Norman Taylor

Personal information
- Born: September 10, 1965 New York City, New York, U.S.
- Died: November 14, 2020 (aged 55) New South Wales, Australia
- Listed height: 6 ft 7 in (2.01 m)

Career information
- High school: Louis D. Brandeis (Manhattan, New York)
- College: Bridgeport (1984–1988)
- NBA draft: 1988: undrafted
- Playing career: 1989–1991
- Position: Center
- Number: 42

Career history
- 1989–1991: Illawarra Hawks

Career highlights
- 2× NBL All-Star (1989, 1990); Third-team Division II All-American – NABC (1987);

= Norman Taylor (basketball) =

American-Australian basketball player (1965–2020)

Norman Taylor Jr. (September 10, 1965 – November 14, 2020) was an American-Australian basketball player who played three seasons in the Australian National Basketball League (NBL) for the Illawarra Hawks. At , he played center for the Hawks. He played college basketball for the Bridgeport Purple Knights, earning All-American honors in 1987.

==College career==
Born and raised in New York City, Taylor attended the University of Bridgeport of the NCAA Division II in Bridgeport, Connecticut. He played four seasons of college basketball for the Purple Knights from 1984 to 1988. As a freshman during the 1984–85 season, he was a key component in leading the Purple Knights to the New England Collegiate Conference Championship and an NCAA Regional appearance. During his junior season, Taylor led the Purple Knights with 22.0 points and 12.1 rebounds per game. He became only the seventh all-time Bridgeport men's basketball player to be selected as an NABC All-American, earning third team honors for 1986–87. As of 2011, Taylor ranked second all-time in career points (2,170) and was still one of only three Bridgeport players to eclipse the 2,000 career-point plateau. He was inducted into the UB Athletic Hall of Fame in 2011.

==NBL career==
In 1989, Taylor moved to Australia to play for the Illawarra Hawks in the NBL. He played 67 games for the Hawks over three seasons. He averaged 27.6 points and 10.5 rebounds per game in his career and was selected to play in the NBL All-Star game in both 1989 and 1990. As of November 2020, he is the only Hawks player ever to score 50 points in a game when he posted 54 against the Eastside Spectres in May 1990 on 22-from-29 shooting from the field and 13 rebounds. He also became the first Hawks player to record a triple-double in the NBL when he recorded 27 points, 10 assists and 12 rebounds against Newcastle in 1991. He was named the Hawks' Club MVP in each of his three seasons and his career shooting percentage from the field of 65.2% remains the best in NBL history by any player. He also led the NBL in field goal shooting in 1990 at 67% and in 1991 at 70%. As of September 2017, his 1990 season is considered the greatest individual statistical season in NBL history.

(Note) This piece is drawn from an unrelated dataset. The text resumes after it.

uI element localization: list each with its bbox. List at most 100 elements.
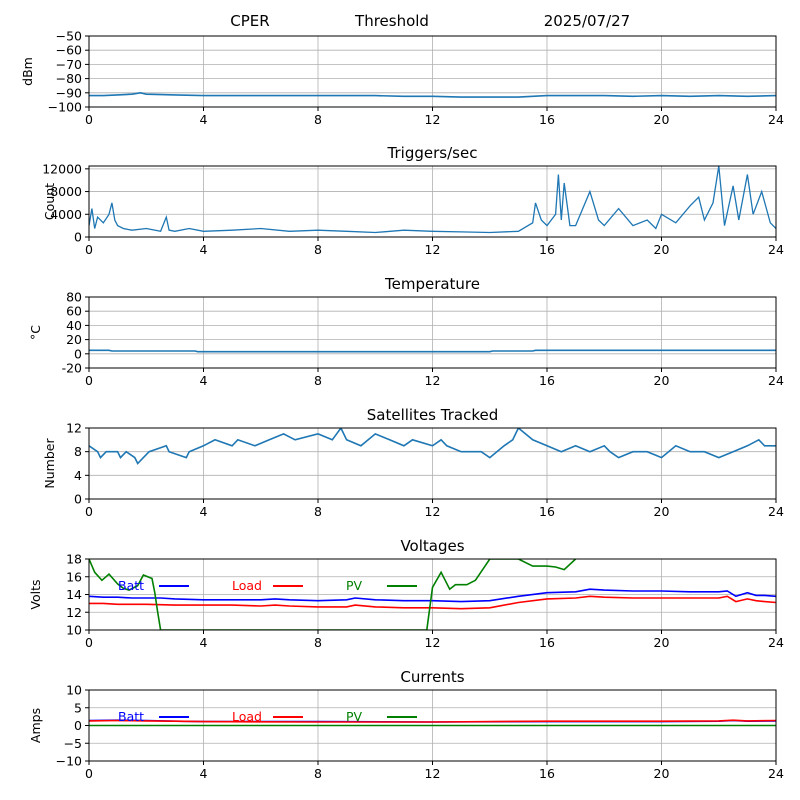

In January 2018, Taylor was named one of the 12 Greatest Hawks of All Time by the Illawarra Mercury.

==Post-playing career and personal life==
Taylor remained in Australia following his three-year NBL stint, settling down in New South Wales. He was well known in the Illawarra region and in the Wollongong suburb of Woonona. He ran a successful chicken shop and worked for Qantas. He had two sons, Jordan and Adonis, who both played basketball for Illawarra under age sides.

Taylor died from a heart attack at age 55 on November 14, 2020.